The Israeli Authorities demolished, Thursday, the al-Arakib Bedouin Palestinian village, in the Negev, for the 140th consecutive times, after dozens of soldiers and police officers invaded it.
The army, accompanied by bulldozers and machinery, demolished the residential tents and sheds, in addition to all barns, displacing the families along with their children, and leaving them under the rain without shelter.
The residents of al-Arakib said that, despite the pain and the ongoing destruction of their dwelling, they are determined to remain on the lands, and will rebuild their village, as they refuse the Israeli place to displace and relocate them.
There are about 240.000 Palestinains living in dozens of villages and communities in the Negev, but the communities are not recognized by Israel ad are considered illegal, although they predate Israel itself.

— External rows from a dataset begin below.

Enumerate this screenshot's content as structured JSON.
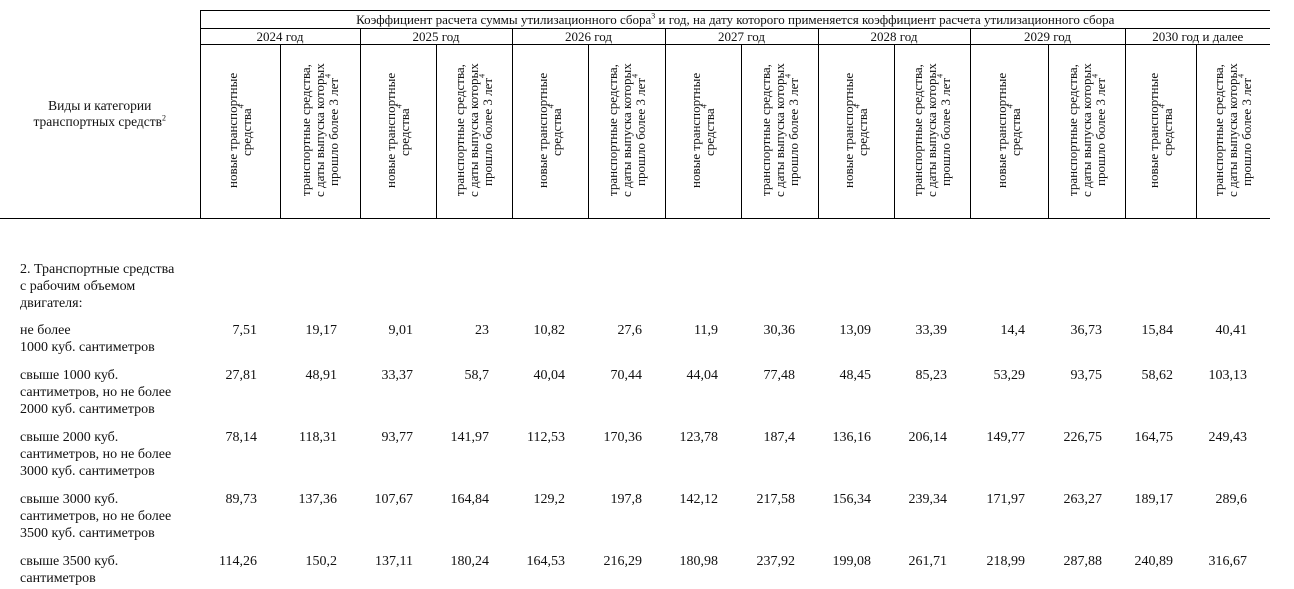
{
  "header": {
    "left": {
      "text": "Виды и категории\nтранспортных средств",
      "sup": "2"
    },
    "top": {
      "before": "Коэффициент расчета суммы утилизационного сбора",
      "sup": "3",
      "after": " и год, на дату которого применяется коэффициент расчета утилизационного сбора"
    },
    "years": [
      "2024 год",
      "2025 год",
      "2026 год",
      "2027 год",
      "2028 год",
      "2029 год",
      "2030  год и далее"
    ],
    "subheaders": [
      {
        "text": "новые транспортные\nсредства",
        "sup": "4"
      },
      {
        "text": "транспортные средства,\nс даты выпуска которых\nпрошло более 3 лет",
        "sup": "4"
      }
    ]
  },
  "section": "2. Транспортные средства\nс рабочим объемом\nдвигателя:",
  "rows": [
    {
      "label": "не более\n1000 куб. сантиметров",
      "values": [
        "7,51",
        "19,17",
        "9,01",
        "23",
        "10,82",
        "27,6",
        "11,9",
        "30,36",
        "13,09",
        "33,39",
        "14,4",
        "36,73",
        "15,84",
        "40,41"
      ]
    },
    {
      "label": "свыше 1000 куб.\nсантиметров, но не более\n2000 куб. сантиметров",
      "values": [
        "27,81",
        "48,91",
        "33,37",
        "58,7",
        "40,04",
        "70,44",
        "44,04",
        "77,48",
        "48,45",
        "85,23",
        "53,29",
        "93,75",
        "58,62",
        "103,13"
      ]
    },
    {
      "label": "свыше 2000 куб.\nсантиметров, но не более\n3000 куб. сантиметров",
      "values": [
        "78,14",
        "118,31",
        "93,77",
        "141,97",
        "112,53",
        "170,36",
        "123,78",
        "187,4",
        "136,16",
        "206,14",
        "149,77",
        "226,75",
        "164,75",
        "249,43"
      ]
    },
    {
      "label": "свыше 3000 куб.\nсантиметров, но не более\n3500 куб. сантиметров",
      "values": [
        "89,73",
        "137,36",
        "107,67",
        "164,84",
        "129,2",
        "197,8",
        "142,12",
        "217,58",
        "156,34",
        "239,34",
        "171,97",
        "263,27",
        "189,17",
        "289,6"
      ]
    },
    {
      "label": "свыше 3500 куб.\nсантиметров",
      "values": [
        "114,26",
        "150,2",
        "137,11",
        "180,24",
        "164,53",
        "216,29",
        "180,98",
        "237,92",
        "199,08",
        "261,71",
        "218,99",
        "287,88",
        "240,89",
        "316,67"
      ]
    }
  ]
}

Al-Arakib, Umm al-Hiran and Abu Qweider, are among 34 “unrecognized villages” that do not receive any services from Israel and are without basic infra-structure, including running water and electricity.
Meanwhile, Israel continues its plans to established four new colonies in the Negev, as part of the so-called “Negev Development Plan.”
These “unrecognized” villages were established in the Negev soon after the 1948 Arab-Israeli war, following the creation of the state of Israel, when an estimated 750,000 Palestinians were forcibly expelled from their homes and made refugees.
Many Bedouins were forcibly transferred to the village sites during the 17-year period when Palestinians inside Israel were governed under Israeli military law, which ended shortly before Israel’s military takeover of Gaza and the West Bank, including East Jerusalem, in 1967.
Now, more than 60 years later, the Bedouin villages have yet to be legally recognized by Israel and live under constant threat of demolition and forcible removal.